Example 7.17

EXAMPLE 7.17 Planning a New Smart Shopping Cart Study

smrtcrt

As part of Example 7.10 (pages 381–382), we calculated a 95% confidence interval for the mean difference in spending when shopping with and without real-time feedback. The 95% margin of error was roughly $2.70. Suppose that a new study is being planned and the desired margin of error is $1.50. How many shoppers per group do we need?

The sample standard deviations in Example 7.10 were $6.59 and $6.85. To be a bit conservative, we’ll guess that the two population standard deviations are both $7.00. To compute an initial $n$ , we replace $t^{*}$ with $z^{*}$ . This results in

$n = {(\frac{\sqrt{2} z^{*} s^{*}}{m})}^{2} = {[\frac{\sqrt{2} (1.96) (7)}{1.5}]}^{2} = 167.3$

We round up to get $n = 168$ . The following table summarizes the margin of error for this and some larger values of $n$ .

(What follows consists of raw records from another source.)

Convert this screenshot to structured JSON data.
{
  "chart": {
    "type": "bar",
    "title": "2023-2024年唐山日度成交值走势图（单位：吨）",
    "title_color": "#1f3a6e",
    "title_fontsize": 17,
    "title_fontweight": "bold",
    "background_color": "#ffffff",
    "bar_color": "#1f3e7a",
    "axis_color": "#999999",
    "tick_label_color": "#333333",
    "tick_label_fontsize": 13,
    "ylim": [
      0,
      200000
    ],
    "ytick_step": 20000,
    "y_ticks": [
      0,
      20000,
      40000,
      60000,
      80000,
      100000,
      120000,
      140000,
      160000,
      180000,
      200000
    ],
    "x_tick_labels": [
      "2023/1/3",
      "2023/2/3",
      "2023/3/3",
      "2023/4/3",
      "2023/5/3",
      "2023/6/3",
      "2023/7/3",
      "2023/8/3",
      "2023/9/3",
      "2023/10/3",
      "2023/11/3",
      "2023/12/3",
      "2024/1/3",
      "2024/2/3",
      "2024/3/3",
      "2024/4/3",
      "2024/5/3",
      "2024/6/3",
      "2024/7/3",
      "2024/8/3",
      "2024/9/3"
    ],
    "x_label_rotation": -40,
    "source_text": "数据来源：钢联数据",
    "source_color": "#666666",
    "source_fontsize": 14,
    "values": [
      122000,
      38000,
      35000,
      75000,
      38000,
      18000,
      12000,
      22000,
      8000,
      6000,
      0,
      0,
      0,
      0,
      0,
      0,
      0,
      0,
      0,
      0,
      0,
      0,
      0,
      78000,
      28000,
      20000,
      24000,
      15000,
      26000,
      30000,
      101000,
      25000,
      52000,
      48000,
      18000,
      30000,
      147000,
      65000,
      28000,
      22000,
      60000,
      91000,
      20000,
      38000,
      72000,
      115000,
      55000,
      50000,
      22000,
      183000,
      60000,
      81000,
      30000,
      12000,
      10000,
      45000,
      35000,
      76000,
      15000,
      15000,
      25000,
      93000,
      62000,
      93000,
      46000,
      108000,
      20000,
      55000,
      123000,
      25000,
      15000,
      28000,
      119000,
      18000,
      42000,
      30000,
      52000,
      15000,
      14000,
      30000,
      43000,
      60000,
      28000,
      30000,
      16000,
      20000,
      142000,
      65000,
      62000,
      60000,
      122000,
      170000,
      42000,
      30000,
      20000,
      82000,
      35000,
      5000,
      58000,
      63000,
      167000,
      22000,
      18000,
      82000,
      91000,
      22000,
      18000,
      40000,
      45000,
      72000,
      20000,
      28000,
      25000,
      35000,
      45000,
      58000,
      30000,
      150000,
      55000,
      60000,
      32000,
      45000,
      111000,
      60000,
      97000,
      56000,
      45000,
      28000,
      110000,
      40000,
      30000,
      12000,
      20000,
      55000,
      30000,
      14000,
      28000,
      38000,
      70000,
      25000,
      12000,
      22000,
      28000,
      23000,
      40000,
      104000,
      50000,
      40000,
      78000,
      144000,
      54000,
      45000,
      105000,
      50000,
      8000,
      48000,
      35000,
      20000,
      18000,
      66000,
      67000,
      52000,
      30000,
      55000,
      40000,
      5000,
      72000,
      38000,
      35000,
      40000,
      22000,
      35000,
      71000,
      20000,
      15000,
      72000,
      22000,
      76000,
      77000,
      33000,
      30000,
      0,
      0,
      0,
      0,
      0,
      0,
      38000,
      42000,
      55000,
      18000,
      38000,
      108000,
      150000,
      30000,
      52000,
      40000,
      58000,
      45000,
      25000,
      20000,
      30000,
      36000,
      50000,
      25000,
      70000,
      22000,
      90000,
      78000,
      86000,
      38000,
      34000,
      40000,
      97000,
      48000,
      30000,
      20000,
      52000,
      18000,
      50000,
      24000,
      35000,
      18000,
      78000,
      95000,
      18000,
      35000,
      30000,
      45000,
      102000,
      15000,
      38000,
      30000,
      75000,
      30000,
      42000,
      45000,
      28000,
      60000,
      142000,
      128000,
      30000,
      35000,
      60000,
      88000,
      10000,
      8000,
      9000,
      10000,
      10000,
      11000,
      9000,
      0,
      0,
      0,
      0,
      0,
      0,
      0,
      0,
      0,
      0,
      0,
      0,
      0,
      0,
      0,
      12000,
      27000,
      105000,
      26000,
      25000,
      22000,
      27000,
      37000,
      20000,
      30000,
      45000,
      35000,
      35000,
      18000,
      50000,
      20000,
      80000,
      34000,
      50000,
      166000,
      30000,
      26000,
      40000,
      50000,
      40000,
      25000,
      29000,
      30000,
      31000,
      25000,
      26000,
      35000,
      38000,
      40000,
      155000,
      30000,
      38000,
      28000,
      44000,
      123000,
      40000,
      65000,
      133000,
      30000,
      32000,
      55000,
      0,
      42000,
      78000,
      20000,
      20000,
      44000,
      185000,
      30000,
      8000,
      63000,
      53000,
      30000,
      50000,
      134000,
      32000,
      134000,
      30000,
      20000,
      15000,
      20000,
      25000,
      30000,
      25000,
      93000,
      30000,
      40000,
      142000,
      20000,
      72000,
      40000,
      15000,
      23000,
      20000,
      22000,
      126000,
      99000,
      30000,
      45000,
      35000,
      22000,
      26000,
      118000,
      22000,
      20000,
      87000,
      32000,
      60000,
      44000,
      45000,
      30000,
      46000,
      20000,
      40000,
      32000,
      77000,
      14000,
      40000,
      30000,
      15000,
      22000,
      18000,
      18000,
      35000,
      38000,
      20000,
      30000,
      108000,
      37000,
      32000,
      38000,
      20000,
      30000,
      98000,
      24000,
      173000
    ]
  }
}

$n$	$t * s * \sqrt{2 / n}$
168	1.502
169	1.498
170	1.493

The requirement is first satisfied when $n = 169$ . In SAS, we’d perform these calculations using the command

proc power;

twosamplemeans CI=diff stddev=7 halfwidth=1.5

probwidth=0.50 npergroup=.;

run;

Page 402

This sample size is almost 3.5 times the sample size used in Example 7.10. The researcher may not be able to recruit this large a sample. If so, we should consider a larger desired margin of error.